Heureusement mon ambulance va bien.[1] Demain, nous partons pour la chartreuse de Valdemosa, la plus poétique résidence de la terre. Nous y passerons l’hiver, qui commence à peine et qui va bientôt finir. Voilà le seul bonheur de cette contrée. Je n’ai de ma vie rencontré une nature aussi délicieuse que celle de Majorque. […] J’écrirai à Leroux de la Chartreuse, à tête reposée. Si vous saviez ce que j’ai à faire ! Je fais presque la cuisine.[2] Ici, autre agrément, on ne peut se faire servir. Le domestique est une brute : dévôt, paresseux et gourmand ; un véritable fils de moine (je crois qu’ils le sont tous). Il en faudrait dix pour faire l’ouvrage que vous fait votre brave Marie. Heureusement, la femme de chambre que j’ai amenée de Paris est très dévouée et se résigne à faire de gros ouvrages ; mais elle n’est pas forte, et il faut que je l’aide. En outre, tout coûte très cher et la nourriture est difficile quand l’estomac ne supporte ni l’huile rance, ni la graisse de porc.
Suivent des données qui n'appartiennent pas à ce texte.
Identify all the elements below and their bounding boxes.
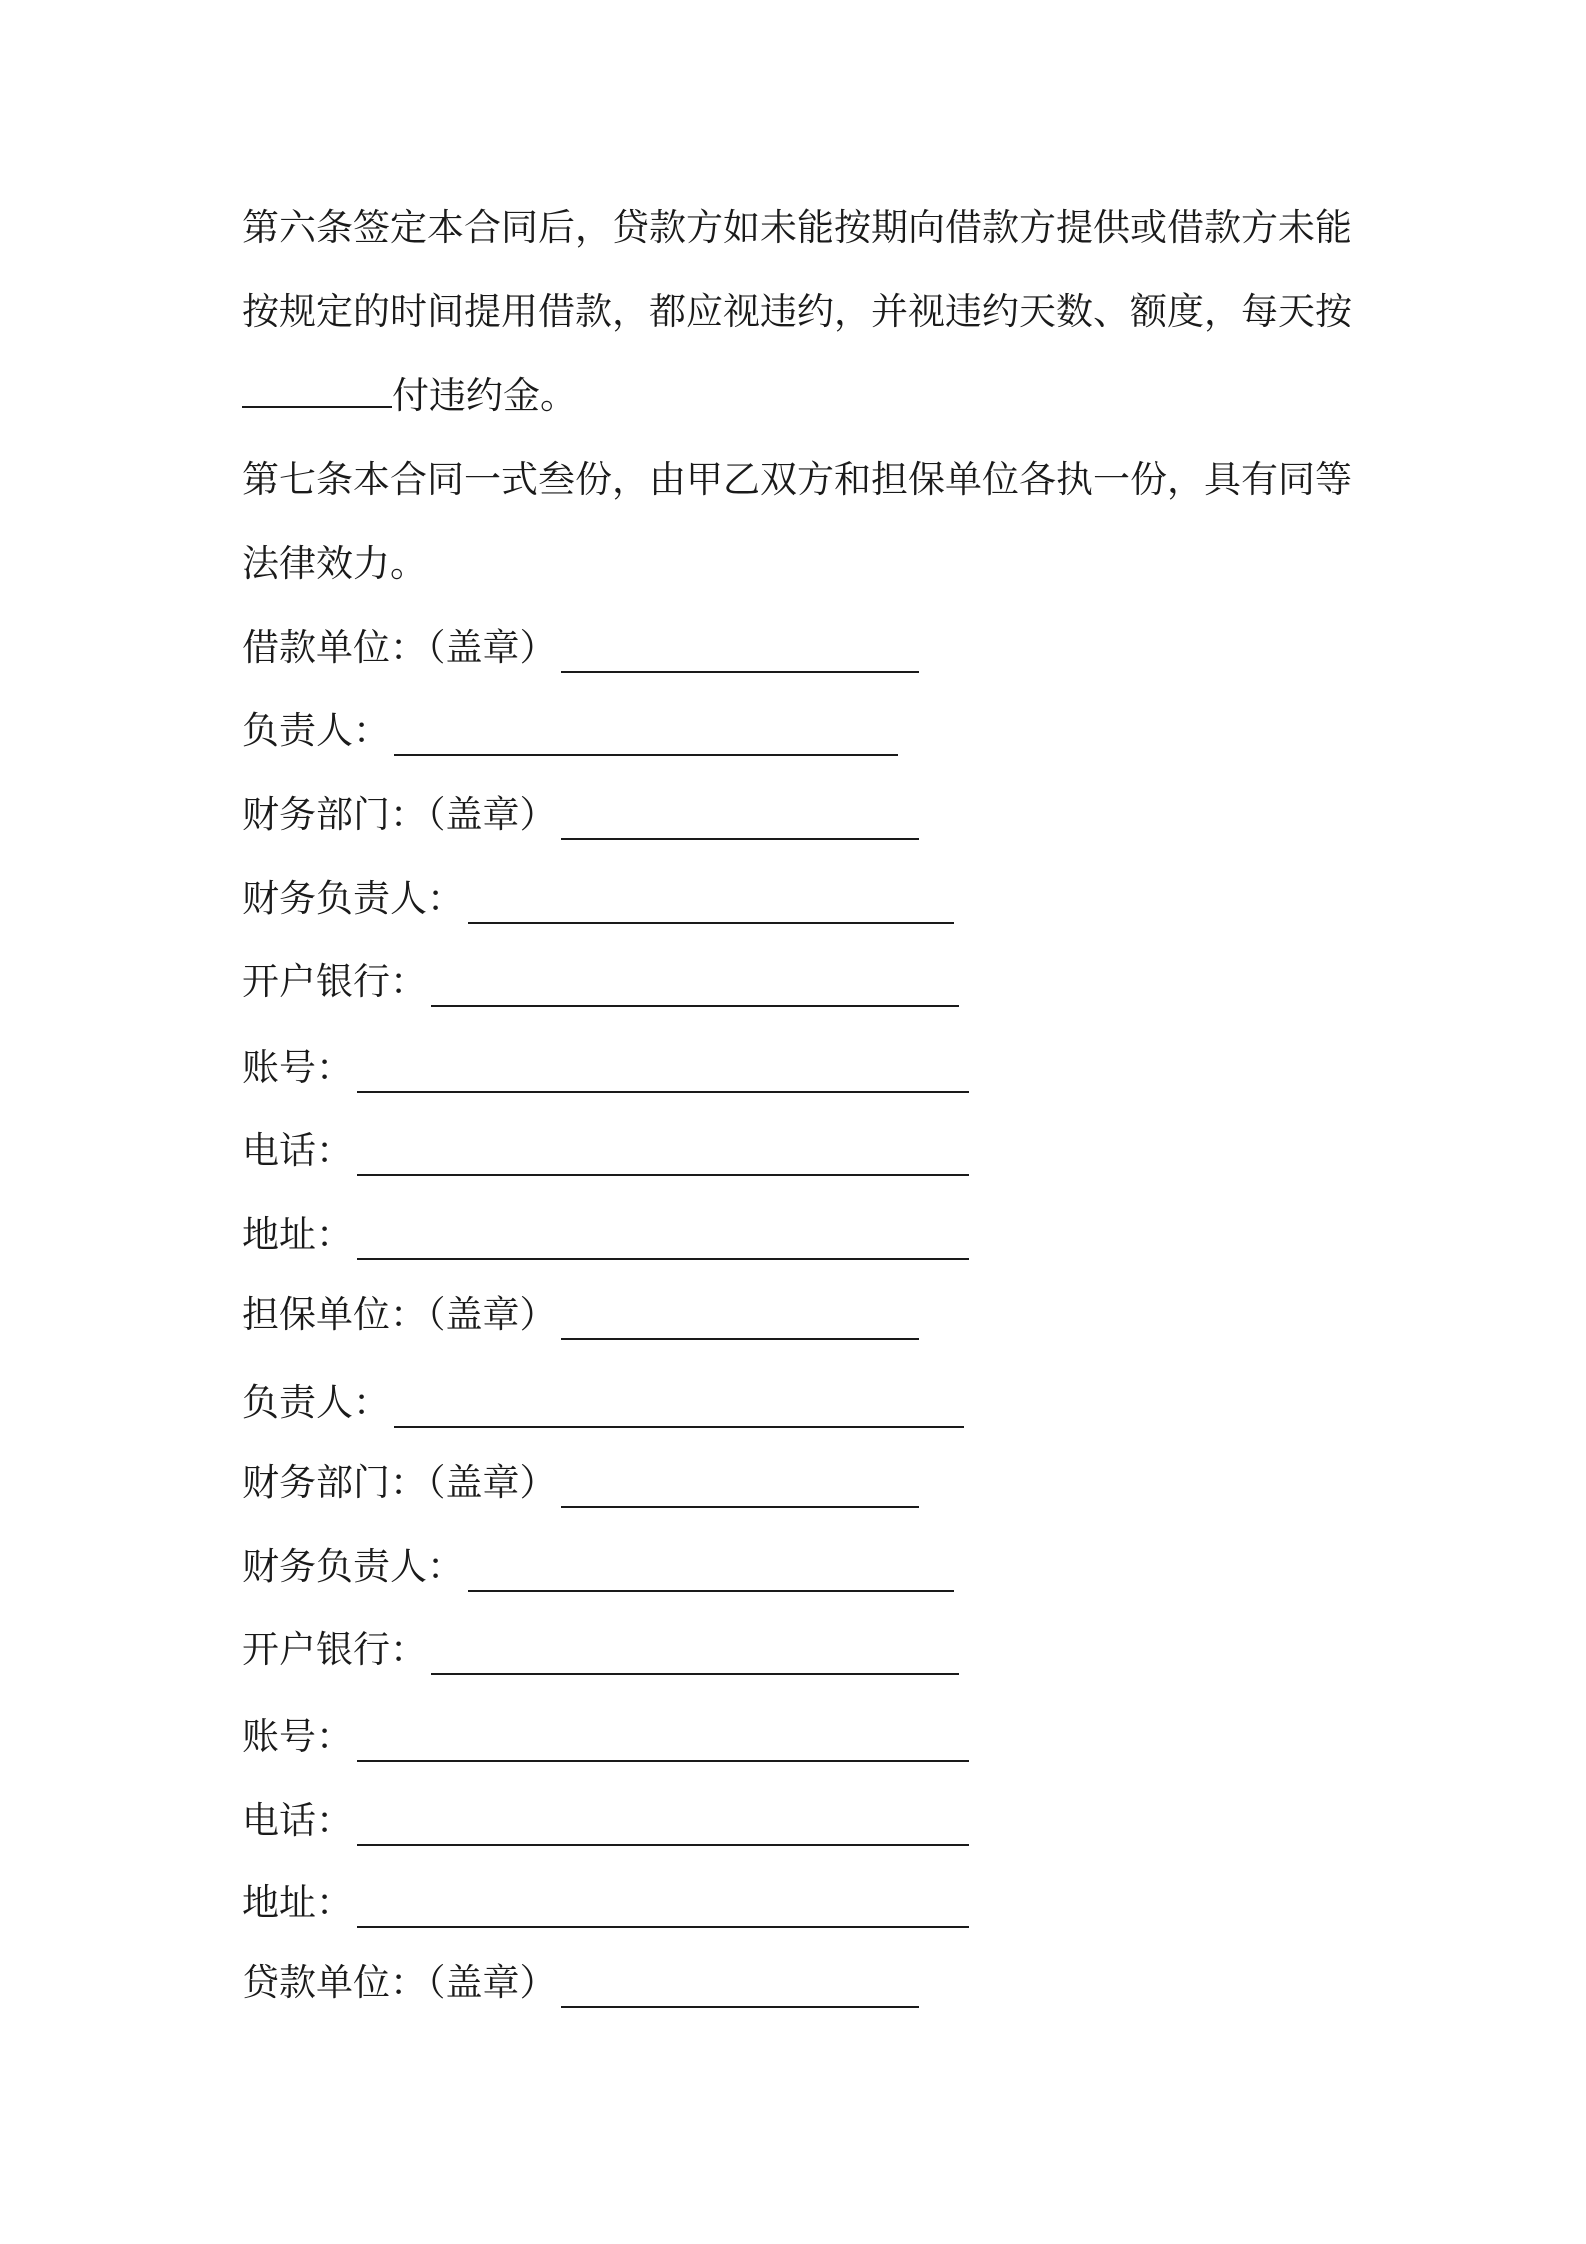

Je commence à m’y faire ; mais Chopin est malade toutes les fois que nous ne lui préparons pas nous-mêmes ses aliments.

  1. Chopin était donc rétabli, ou du moins semblait l’être, au moment de son arrivée à Valdemosa.
  2. Non, c’était Amélie, la femme de chambre, qui cuisinait, mais elle le faisait en maugréant et George Sand était réellement surchargée de soucis et de besogne.